Effects of histone deacetylase and proteasome inhibitors on Epstein-barr virus-positive Burkitt lymphoma and lymphoblastoid cells

Abstract

Burkitt lymphoma (BL) was the first tumor found to be strongly associated with Epstein-Barr virus (EBV). Almost 100% of the lymphoma cells are cycling, necessitating dose- and time-intense multi-agent chemotherapy regimens to achieve a cure of the disease. Whilst standard risk BL can be cured with this approach, high risk BL with leukaemic and CNS disease has significantly inferior survival. The intensive chemotherapy regimen causes considerable toxicity to the patients and relapse of BL is largely incurable. Thus, novel therapeutic approaches for high risk and relapsed BL are needed.

Histone deacetylase inhibitors (HDACis) represent a novel class of drugs with potent anti-cancer effect in a wide range of malignancies. In the first part of this study, we tested HDACis of different classes for their ability to inhibit cell proliferation and activate the lytic cycle of EBV in a panel of EBV-positive BL cells of different latent viral gene expression patterns (type I, Wp-restricted and type III latency with highly restrictive, partial and full spectrum of EBV latent gene expression, respectively). Different HDACis could inhibit proliferation of EBV-positive BL cells in a time- and dose-dependent manner but only weakly activate the viral lytic cycle indicating that the drugs’ cytotoxic effect is independent of the EBV lytic cycle. Of note, BL cells of Wp-restricted or type III latency were more resistant to killing by HDACis than those of latency I, suggesting a possible link between relative resistance to the drug and expression of the latent viral genes.

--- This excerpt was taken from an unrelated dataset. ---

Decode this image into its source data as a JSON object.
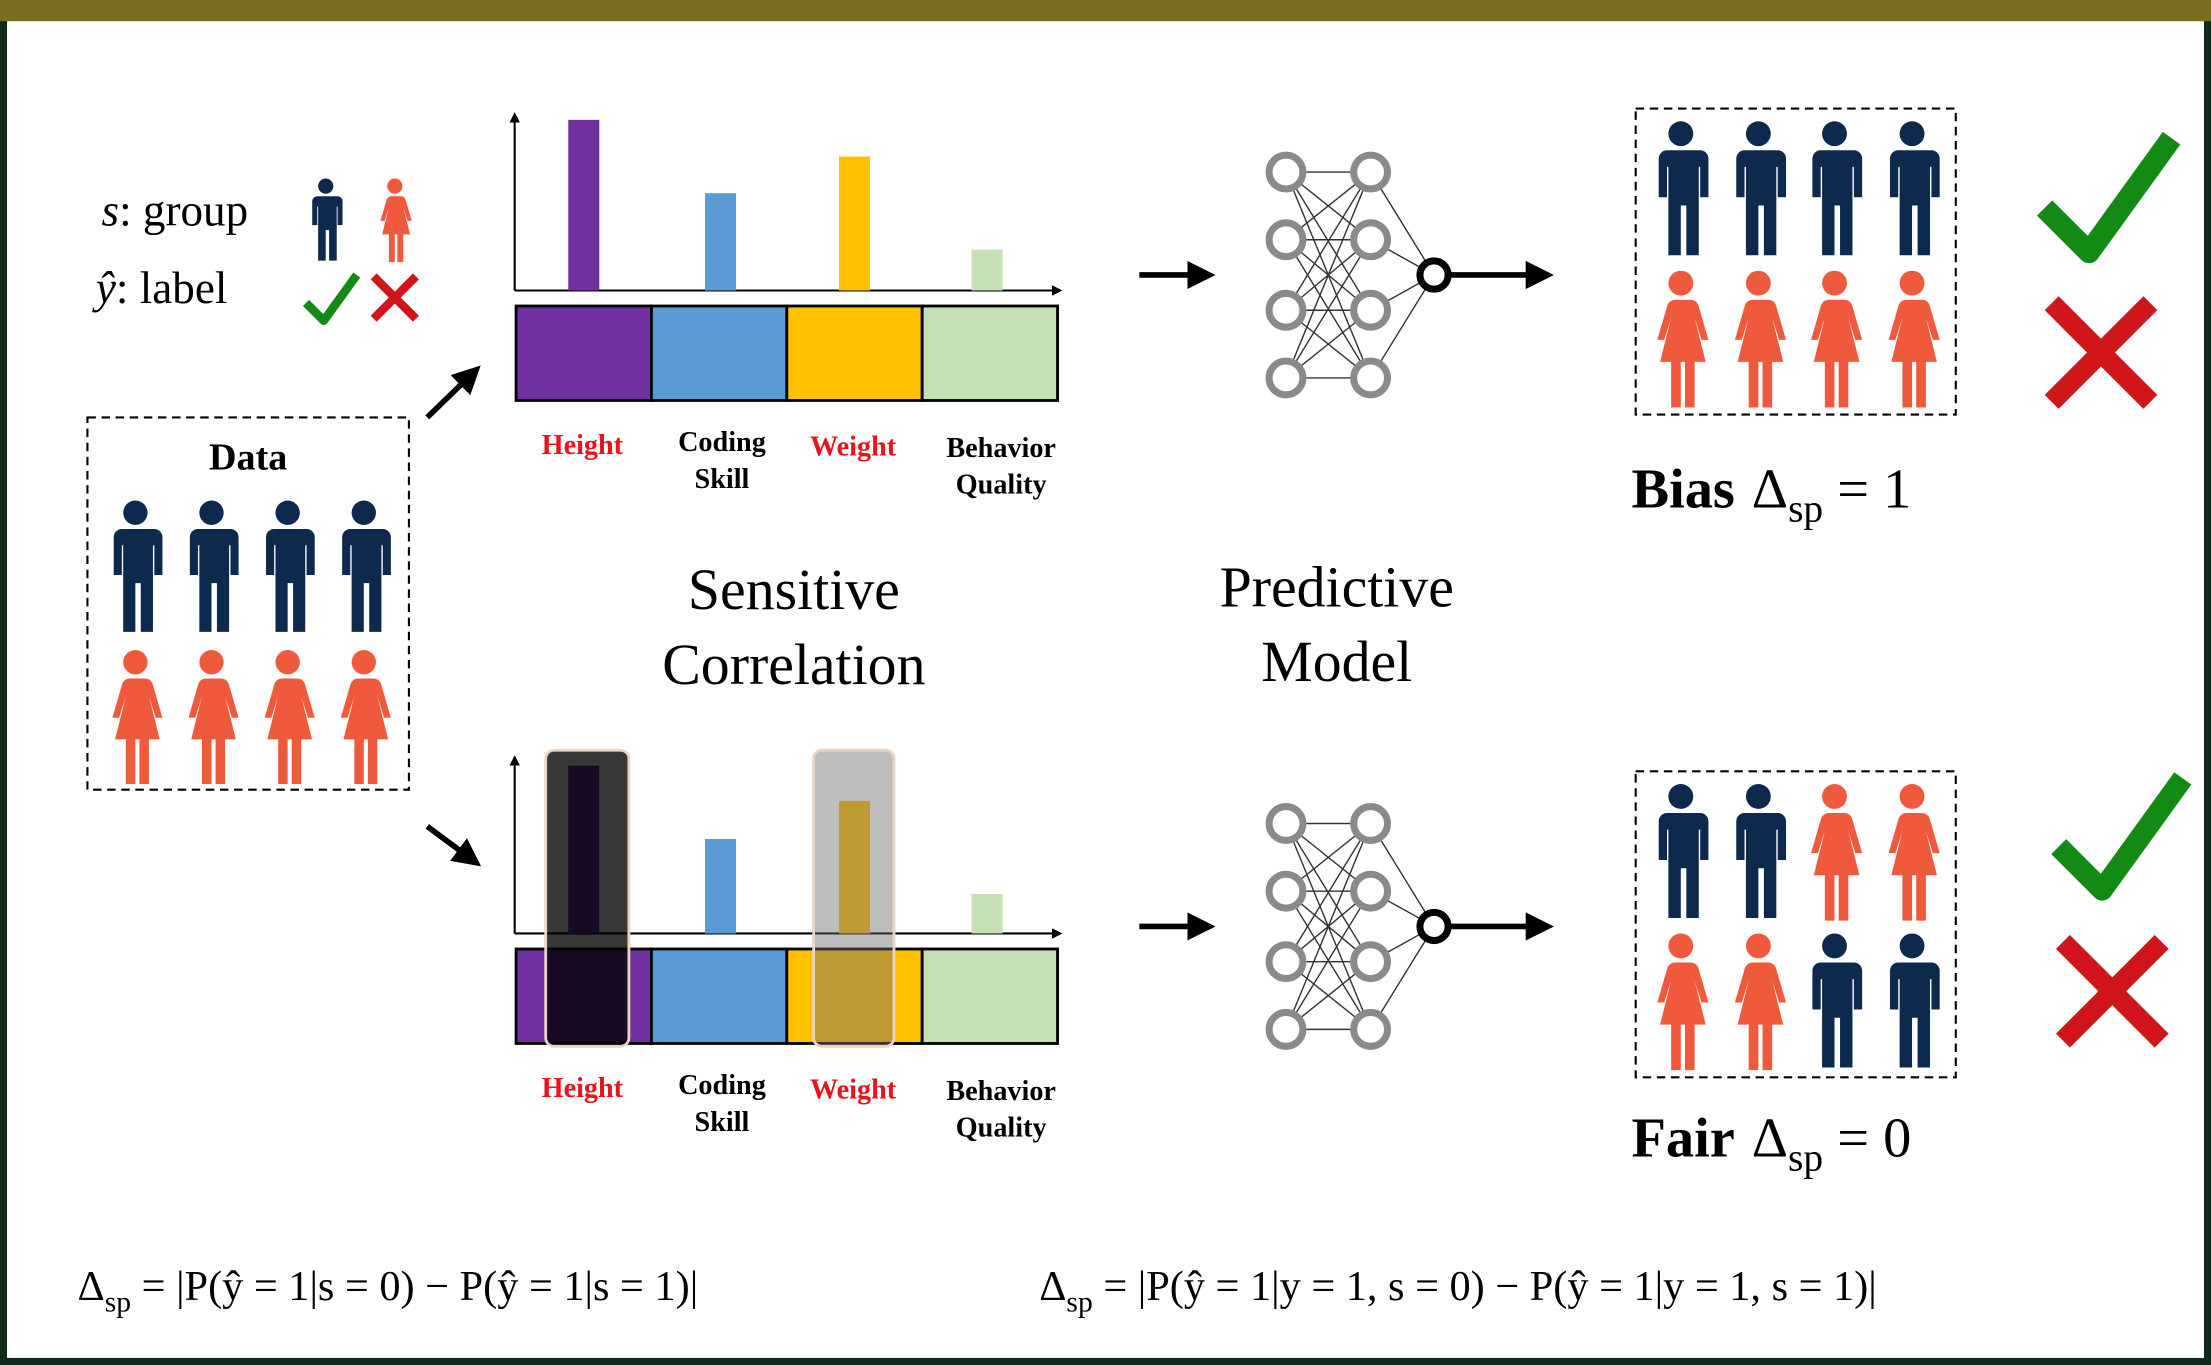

Bortezomib, a proteasome inhibitor, may have synergistic action with HDACis on lymphoid malignancies. We hypothesized that Bortezomib could potentiate the killing of EBV-positive BL cells by HDACis. In the second part, we tested the effect of combination of a FDA-approved HDACi, suberoylanilide hydroxamic acid (SAHA) and Bortezomib in the same panel of BL cells and also EBV-transformed lymphoblastoid cell lines (LCLs) which represent an in-vitro model of EBV-associated post-transplant lymphoproliferative disorder (PTLD). Interestingly, combination of SAHA and Bortezomib significantly enhanced the killing of BL cells of Wp-restricted or type III latency. Furthermore, the resistance to either SAHA or Bortezomib alone in contrast to synergistic killing by the combination of the two drugs could be observed in LCLs which also have the type III latency pattern. Compared with either drug alone, combination of SAHA and Bortezomib induced enhanced apoptosis in Wp-restricetd BL cells and LCLs as shown by the increase in the percentage of annexin V-positive cell, sub-G1 population and the proteolytic cleavage of apoptotic markers including PARP, caspase-3 and -9. The drug combination hyper-acetylated histone and induced cell cycle arrest. Combination of SAHA and Bortezomib was further shown to suppress the growth of BL xenograft in nude mice.

In conclusion, our data indicated that expression of partial or full spectrum of viral latent genes in EBV-positive BL cells of Wp-restricted or type III latency confers resistance of the tumor cells to cytotoxic effect of HDACis. Bortezomib could potentiate SAHA-induced apoptosis of both BL cells and LCLs and might overcome mechanism of drug resistance.